Top 29 Decencies Quotes
#1. It has been well said that tea is suggestive of a thousand wants, from which spring the decencies and luxuries of civilization.
Agnes Repplier
#2. A sense of the fundamental decencies is parceled out unequally at birth.
F Scott Fitzgerald
#3. Politics are not my concern ... They impressed me as a dog's life without a dog's decencies.
Rudyard Kipling
#4. Paris, true to its promise, had been a place of civilized indecencies, or uncivil decencies ...
Ana Castillo
#5. I value peace when it is not bought at the price of fundamental decencies.
Elia Kazan
#6. In a very real sense, we are shipwrecked passengers on a doomed planet. Yet, even in a shipwreck, human decencies and human values do not necessarily vanish, and we must make the most of them.
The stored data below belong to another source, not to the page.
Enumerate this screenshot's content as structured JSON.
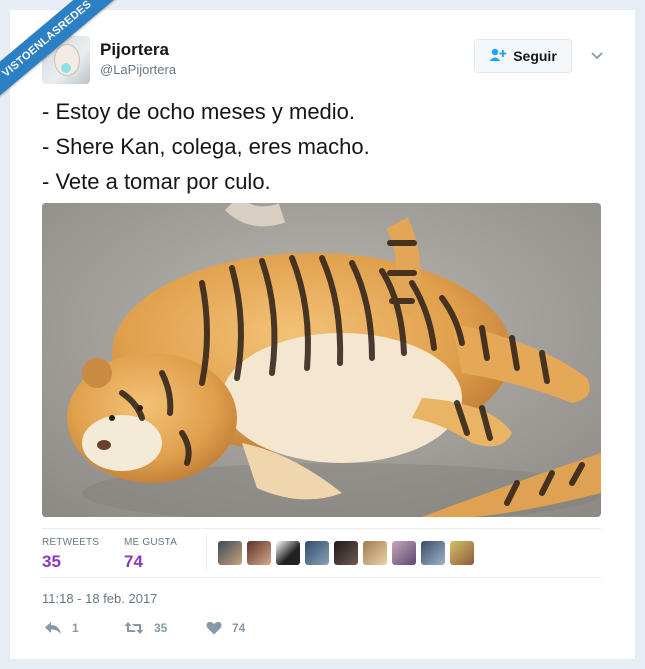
{
  "watermark": "VISTOENLASREDES",
  "author": {
    "name": "Pijortera",
    "handle": "@LaPijortera"
  },
  "follow_button": {
    "label": "Seguir",
    "icon": "add-user-icon"
  },
  "menu_icon": "chevron-down-icon",
  "tweet": {
    "lines": [
      "- Estoy de ocho meses y medio.",
      "- Shere Kan, colega, eres macho.",
      "- Vete a tomar por culo."
    ]
  },
  "stats": {
    "retweets_label": "RETWEETS",
    "retweets_value": "35",
    "likes_label": "ME GUSTA",
    "likes_value": "74"
  },
  "timestamp": "11:18 - 18 feb. 2017",
  "actions": {
    "reply_count": "1",
    "retweet_count": "35",
    "like_count": "74"
  },
  "colors": {
    "accent": "#1da1f2",
    "count": "#8a3ab9",
    "watermark": "#2b7fc3"
  }
}
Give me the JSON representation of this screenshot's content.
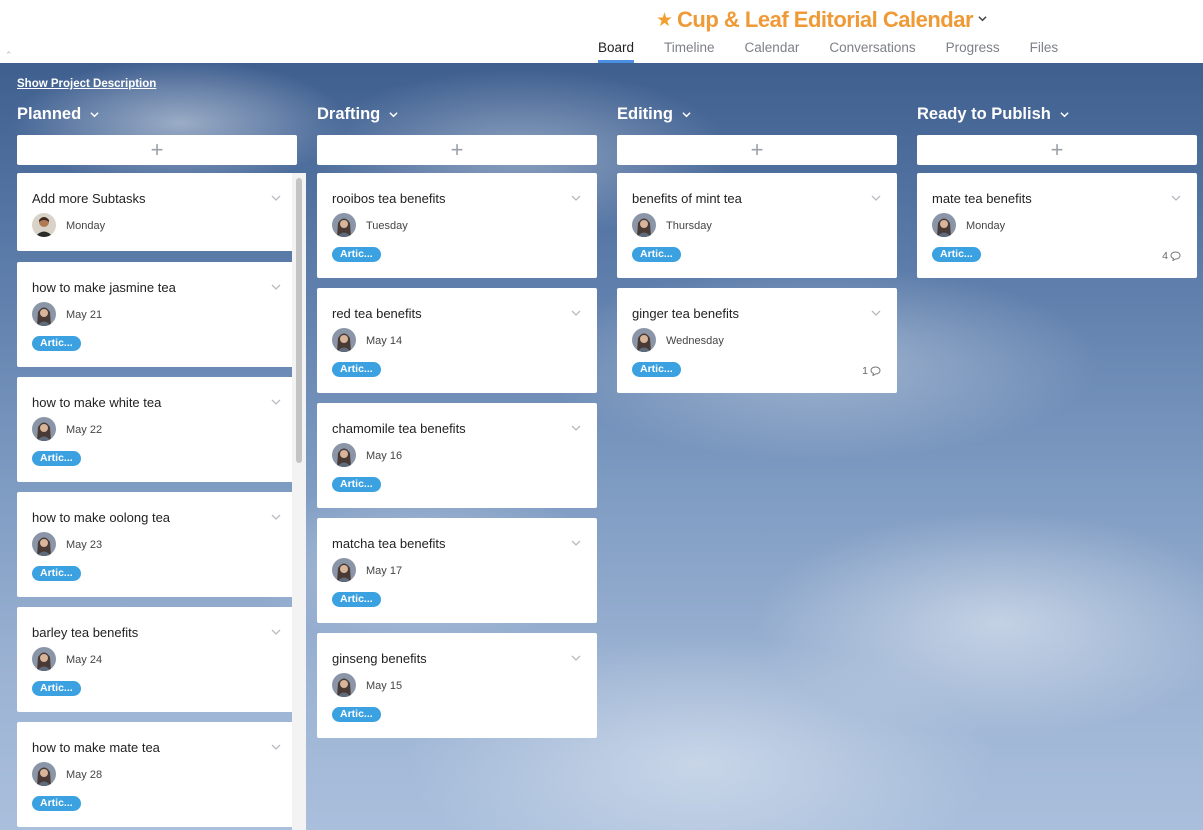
{
  "project": {
    "title": "Cup & Leaf Editorial Calendar",
    "accent_color": "#ef9a36",
    "star_color": "#f0a030"
  },
  "tabs": [
    {
      "label": "Board",
      "active": true
    },
    {
      "label": "Timeline",
      "active": false
    },
    {
      "label": "Calendar",
      "active": false
    },
    {
      "label": "Conversations",
      "active": false
    },
    {
      "label": "Progress",
      "active": false
    },
    {
      "label": "Files",
      "active": false
    }
  ],
  "board": {
    "show_description_label": "Show Project Description",
    "tag_color": "#3ba1e0",
    "columns": [
      {
        "name": "Planned",
        "cards": [
          {
            "name": "Add more Subtasks",
            "date": "Monday",
            "tag": "",
            "avatar": "man"
          },
          {
            "name": "how to make jasmine tea",
            "date": "May 21",
            "tag": "Artic...",
            "avatar": "woman"
          },
          {
            "name": "how to make white tea",
            "date": "May 22",
            "tag": "Artic...",
            "avatar": "woman"
          },
          {
            "name": "how to make oolong tea",
            "date": "May 23",
            "tag": "Artic...",
            "avatar": "woman"
          },
          {
            "name": "barley tea benefits",
            "date": "May 24",
            "tag": "Artic...",
            "avatar": "woman"
          },
          {
            "name": "how to make mate tea",
            "date": "May 28",
            "tag": "Artic...",
            "avatar": "woman"
          }
        ]
      },
      {
        "name": "Drafting",
        "cards": [
          {
            "name": "rooibos tea benefits",
            "date": "Tuesday",
            "tag": "Artic...",
            "avatar": "woman"
          },
          {
            "name": "red tea benefits",
            "date": "May 14",
            "tag": "Artic...",
            "avatar": "woman"
          },
          {
            "name": "chamomile tea benefits",
            "date": "May 16",
            "tag": "Artic...",
            "avatar": "woman"
          },
          {
            "name": "matcha tea benefits",
            "date": "May 17",
            "tag": "Artic...",
            "avatar": "woman"
          },
          {
            "name": "ginseng benefits",
            "date": "May 15",
            "tag": "Artic...",
            "avatar": "woman"
          }
        ]
      },
      {
        "name": "Editing",
        "cards": [
          {
            "name": "benefits of mint tea",
            "date": "Thursday",
            "tag": "Artic...",
            "avatar": "woman"
          },
          {
            "name": "ginger tea benefits",
            "date": "Wednesday",
            "tag": "Artic...",
            "avatar": "woman",
            "comments": "1"
          }
        ]
      },
      {
        "name": "Ready to Publish",
        "cards": [
          {
            "name": "mate tea benefits",
            "date": "Monday",
            "tag": "Artic...",
            "avatar": "woman",
            "comments": "4"
          }
        ]
      }
    ]
  },
  "icons": {
    "collapse": "chevron-up-icon",
    "star": "star-icon",
    "add": "plus-icon",
    "menu": "chevron-down-icon",
    "comment": "comment-bubble-icon"
  }
}
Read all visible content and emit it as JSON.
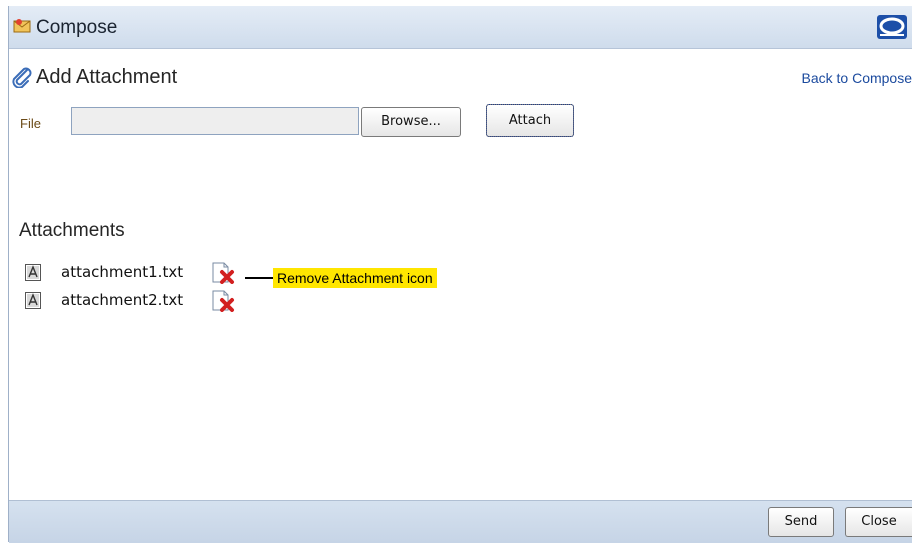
{
  "window": {
    "title": "Compose",
    "icons": {
      "title": "compose-envelope-icon",
      "logo": "oracle-logo-icon"
    }
  },
  "page": {
    "title": "Add Attachment",
    "title_icon": "paperclip-icon",
    "back_link": "Back to Compose"
  },
  "file_upload": {
    "label": "File",
    "value": "",
    "browse_label": "Browse...",
    "attach_label": "Attach"
  },
  "attachments": {
    "heading": "Attachments",
    "items": [
      {
        "name": "attachment1.txt",
        "icon": "text-file-icon",
        "remove_icon": "remove-attachment-icon"
      },
      {
        "name": "attachment2.txt",
        "icon": "text-file-icon",
        "remove_icon": "remove-attachment-icon"
      }
    ],
    "callout": "Remove Attachment icon"
  },
  "footer": {
    "send_label": "Send",
    "close_label": "Close"
  },
  "colors": {
    "titlebar": "#d8e3f1",
    "link": "#1b4a9e",
    "callout_highlight": "#ffe600",
    "file_label": "#6b4a16"
  }
}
We shall go down, but let it be in a manner to which we may look forward as worthy of our dignity.
Norbert Wiener
#7. Virtue she finds too painful an endeavour, content to dwell in decencies for ever.
Alexander Pope
#8. The worst enemy of life, freedom and the common decencies is total anarchy; their second worst enemy is total efficiency.
Aldous Huxley
#9. To be born, or at any rate bred, in a hand-bag, whether it had handles or not, seems to me to display a contempt for the ordinary decencies of family life that reminds one of the worst excesses of the French Revolution.
Oscar Wilde
#10. Those graceful acts, those thousand decencies, that daily flow from all her words and actions, mixed with love and sweet compliance, which declare unfeigned union of mind, or in us both one soul.
John Milton
#11. But I do not do these things because we are family. I do them because they are common decencies. That is an idiom that the hero taught me. I do them because I am not a big fucking asshole. That is another idiom that the hero taught me.
Jonathan Safran Foer
#12. I am shocked at the attitude of our American troops. They have no respect for death, the courage of an enemy soldier, or many of the ordinary decencies of life.
Charles Lindbergh
#13. If you must commit suicide ... always contrive to do it as decorously as possible; the decencies, whether of life or of death, should never be lost sight of.
George Henry Borrow
#14. I am still a little afraid of missing something if I forget that, as my father snobbishly suggested, and I snobbishly repeat, a sense of the fundamental decencies is parcelled out unequally at birth.
F Scott Fitzgerald
#15. One who preserves all the exterior decencies of ignorance.
Samuel Foote
#16. Humphrey finds everybody charming I never can get him to abuse Casaubon. He will even speak well of the bishop, though I tell him it is unnatural in a beneficed clergyman; what can one do with a husband who attends so little to the decencies? I hide it as well as I can by abusing everybody myself.
George Eliot
#17. One who binds risks getting bound in return. I will not walk that path.
Steven Erikson
#18. If I could explain it to the average person, I wouldn't have been worth the Nobel Prize.
Richard P. Feynman
#19. a body, until the whole of Miss Baxter
Laura Wood
#20. This a work of f(r)iction, where fact and fiction rub up against each other, and nobody wants to know it regardless.
Bob N. Boguslavski
#21. Let me say this as clearly as I can: No matter how sharp a grievance or how deep a hurt, there is no justification for killing innocents.
William J. Clinton
#22. God is not opposed to pride because it is something only He can possess; God is opposed to pride because pride is unlike Him.
John Alan Turner
#23. Every day when I wake up, I remind myself that the present is possibility, and the past is a lesson.
Kim Holden
#25. Sometimes when you innovate, you make mistakes. It is best to admit them quickly, and get on with improving your other innovations.
Steve Jobs
#26. Fuck with the bull, you get the horns.
Garth Ennis
#27. Oh heavy change. The world deteriorates like a rotting apple, worms and a skin.
Robinson Jeffers
#28. No longer in print ... There are sentences, and phrases that, in all their simplicity, say much more than they seem to at first: two months to live, never heard of it, dead on arrival ... For a writer, no longer in print must fall somewhere in that category.
Herman Koch
#29. Televison allows thousands of people to laugh at the same joke and still remain alone.